Genetic link found for musical rhythm
NASHVILLE, Tenn. (WTVF) – Scientists at Vanderbilt University Medical Center have discovered genetic links to the ability to move in time to musical rhythm.
A new study by researchers at the Vanderbilt Genetics Institute, in collaboration with personal genomics and biotechnology company 23andMe, has found that there are 69 genetic variants associated with the ability to move in sync with a rhythm.
“Tapping, clapping and dancing in sync with the rhythm – the pulse – of music is central to our human musicality,” said Reyna Gordon, PhD, associate professor in the Department of Otolaryngology – Head Surgery and neck and co-director of the Vanderbilt Music Cognition Lab.
The study is the first large-scale, genome-wide association study of a musical trait.
“Rhythm isn’t just influenced by a single gene — it’s influenced by several hundred genes,” Gordon said.
Many genetic variants associated with beat synchronization are found in or near genes involved in neuronal function and early brain development.
The study also found that beat synchronization shares some of the same genetic architecture involved in biological rhythms such as walking, breathing and sleeping.
“The processing of musical rhythms has intriguing links to other aspects of cognition, including speech processing, and plays a key role in the positive effect of music on certain neurological disorders, including walking. in Parkinson’s disease,” said Aniruddh D. Patel, professor of psychology at Tufts. University, an expert not involved in the study.

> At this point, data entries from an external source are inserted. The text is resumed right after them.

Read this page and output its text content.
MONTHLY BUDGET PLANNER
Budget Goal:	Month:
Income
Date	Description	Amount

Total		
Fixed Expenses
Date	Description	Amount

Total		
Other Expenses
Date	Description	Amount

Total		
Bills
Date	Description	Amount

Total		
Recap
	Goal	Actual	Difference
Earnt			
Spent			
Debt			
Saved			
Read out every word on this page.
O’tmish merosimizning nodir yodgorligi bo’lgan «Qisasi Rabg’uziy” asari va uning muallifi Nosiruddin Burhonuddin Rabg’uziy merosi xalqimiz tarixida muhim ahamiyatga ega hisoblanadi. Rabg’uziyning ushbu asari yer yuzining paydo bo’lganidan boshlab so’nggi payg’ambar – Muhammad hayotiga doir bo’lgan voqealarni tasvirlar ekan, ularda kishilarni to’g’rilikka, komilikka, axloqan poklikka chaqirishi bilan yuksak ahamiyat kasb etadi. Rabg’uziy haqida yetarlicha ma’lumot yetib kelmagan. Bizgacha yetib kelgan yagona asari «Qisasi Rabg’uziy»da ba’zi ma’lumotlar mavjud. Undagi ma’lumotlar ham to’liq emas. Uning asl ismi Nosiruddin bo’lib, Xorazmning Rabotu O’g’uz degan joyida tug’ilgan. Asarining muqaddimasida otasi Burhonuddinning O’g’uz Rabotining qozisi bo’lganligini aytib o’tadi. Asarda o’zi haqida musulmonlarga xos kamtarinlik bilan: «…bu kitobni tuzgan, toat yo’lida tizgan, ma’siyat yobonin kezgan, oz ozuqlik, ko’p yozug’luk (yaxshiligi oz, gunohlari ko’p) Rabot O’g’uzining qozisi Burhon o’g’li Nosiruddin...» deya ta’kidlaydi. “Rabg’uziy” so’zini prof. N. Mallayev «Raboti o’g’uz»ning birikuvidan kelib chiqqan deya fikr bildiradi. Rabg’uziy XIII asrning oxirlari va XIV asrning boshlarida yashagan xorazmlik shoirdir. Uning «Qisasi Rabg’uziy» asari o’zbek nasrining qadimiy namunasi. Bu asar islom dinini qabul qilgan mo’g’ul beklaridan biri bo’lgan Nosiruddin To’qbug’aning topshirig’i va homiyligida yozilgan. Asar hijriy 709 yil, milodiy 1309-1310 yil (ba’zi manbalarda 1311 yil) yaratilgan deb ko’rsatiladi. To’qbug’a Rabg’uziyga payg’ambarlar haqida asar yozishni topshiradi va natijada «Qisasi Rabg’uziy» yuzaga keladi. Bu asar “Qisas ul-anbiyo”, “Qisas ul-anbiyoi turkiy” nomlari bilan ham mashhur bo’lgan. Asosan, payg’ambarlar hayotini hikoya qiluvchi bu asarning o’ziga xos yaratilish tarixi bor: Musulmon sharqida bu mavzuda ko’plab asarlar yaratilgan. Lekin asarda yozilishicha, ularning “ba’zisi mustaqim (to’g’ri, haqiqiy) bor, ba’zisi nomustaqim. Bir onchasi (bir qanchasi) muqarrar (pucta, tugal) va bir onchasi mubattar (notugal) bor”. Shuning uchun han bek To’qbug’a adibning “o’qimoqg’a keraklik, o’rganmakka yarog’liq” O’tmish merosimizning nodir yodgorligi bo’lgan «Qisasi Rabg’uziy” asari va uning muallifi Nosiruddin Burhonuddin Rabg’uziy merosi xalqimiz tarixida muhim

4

Data from more than 600,000 consenting research participants was used, thanks to 23andMe’s extensive research dataset.
“Using such a large dataset allows researchers to find new insights into the biology and evolutionary underpinnings of musicality. While recent years have seen a growth in neuroscientific and developmental work on the treatment of beats, the current study takes the biological study of beat processing to a new level,” Patel added.